4. There will be a ridiculouly high fee for licence plates and special vehicle licences.

5. All drivers will report to a government office for licencing where they will be made to wait inordinate amounts of time while clerks work as slowly as possible. These same clerks will treat these drivers more rudely than usual.

6. The slightest misstep will result in revocation, suspension or denial of licences.

7. All drivers will be subjected to a government adjudication process for violations or complaints. In these processes, the driver will be presumed guilty even when proved innocent.

8. Vehicle must have a special paint job that is prohibitively expensive.

9. Drivers will understand that the thug who intends to rob, hurt or kill you has more rights than you do.

10. Drivers must meet all demands for service. Those working from an application must accept ALL requests for service. Taxicab drivers must pick up all street hails.


----------



## UberNorthStar (Jul 7, 2015)

I would like the TX legislator to do something to set up minimum standards for cities state wide. 
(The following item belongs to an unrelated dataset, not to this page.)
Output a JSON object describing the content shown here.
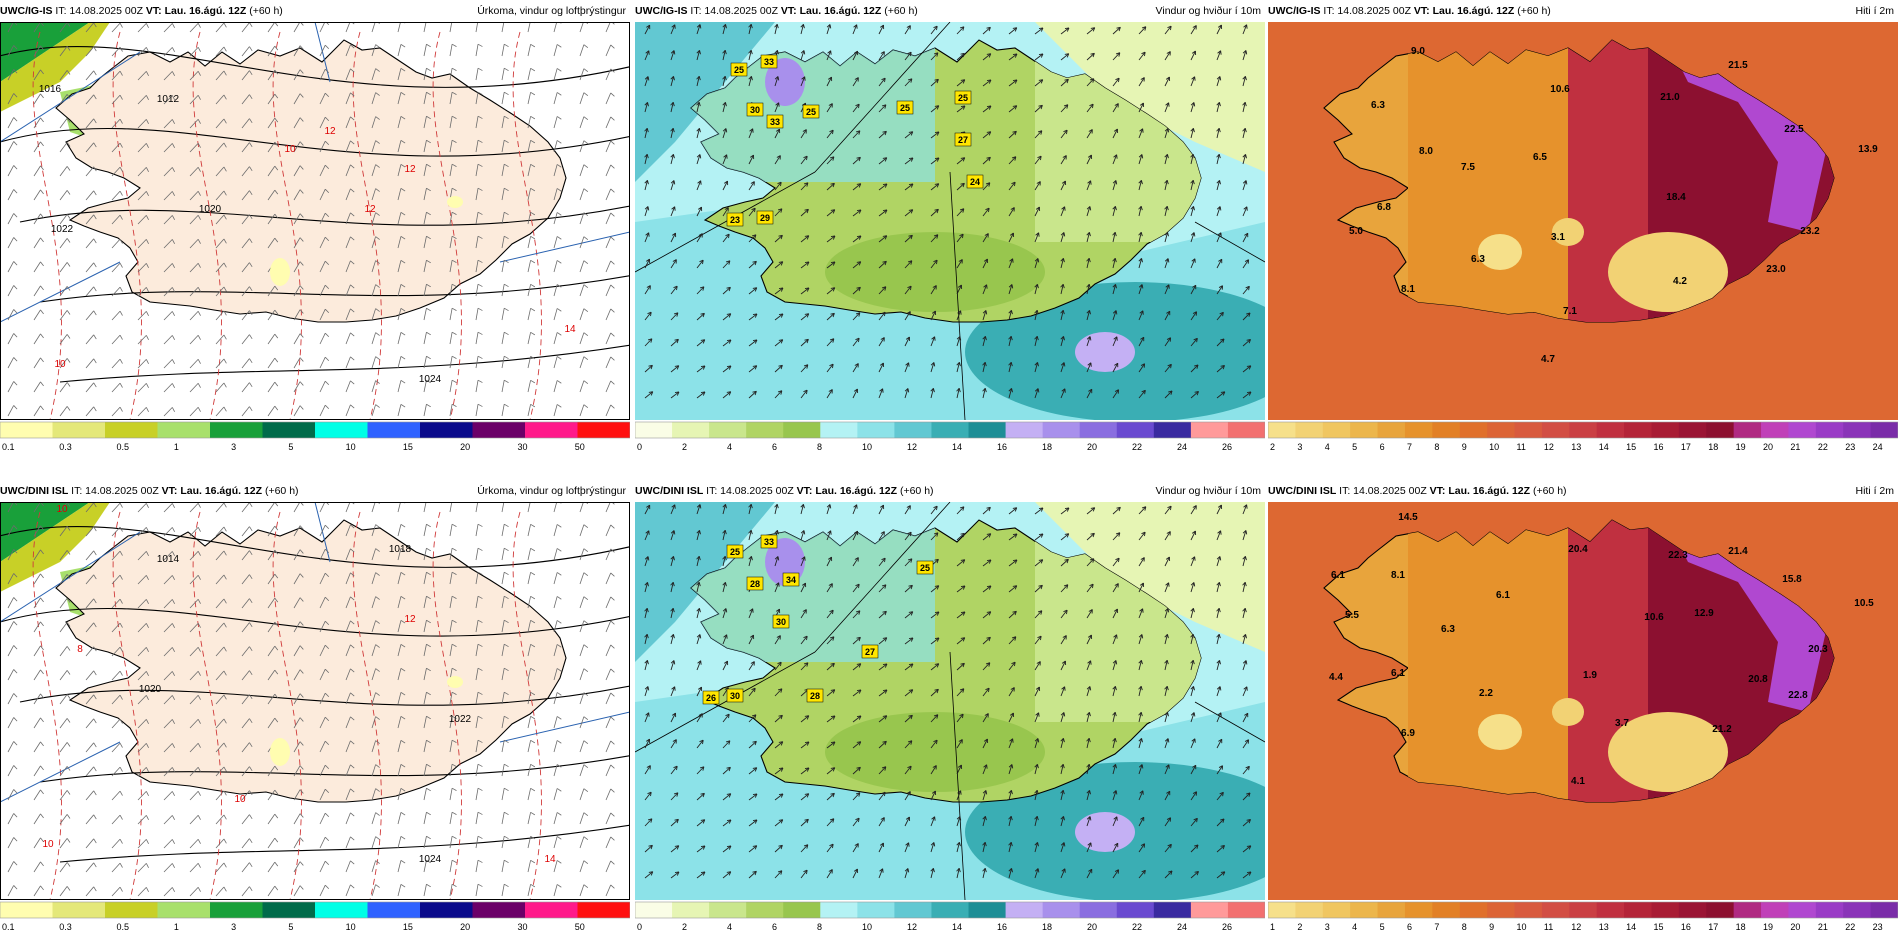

Houston already licenses TNC drivers if they are doing PU's w/n city limits or at the airports. The permit is put on the passenger side of the windshield & is scored 2 times vertically & 2 times horizontally so the sticker cannot be moved to another car. We also review e a badge to be worn while working.

I educate customers at Starbucks that if you call an Uber in the Houston area, & the car that replies does not have the sticker in the windshield on the passenger's side, that driver has not been through the Houston regulations that include an FBI check. Cancel & let Uber know the driver did not have a TNC license.


----------



## F-uber (Aug 1, 2015)

UberNorthStar said:


> I would like the TX legislator to do something to set up minimum standards for cities state wide.
> 
> Houston already licenses TNC drivers if they are doing PU's w/n city limits or at the airports. The permit is put on the passenger side of the windshield & is scored 2 times vertically & 2 times horizontally so the sticker cannot be moved to another car. We also review e a badge to be worn while working.
> 
> I educate customers at Starbucks that if you call an Uber in the Houston area, & the car that replies does not have the sticker in the windshield on the passenger's side, that driver has not been through the Houston regulations that include an FBI check. Cancel & let Uber know the driver did not have a TNC license.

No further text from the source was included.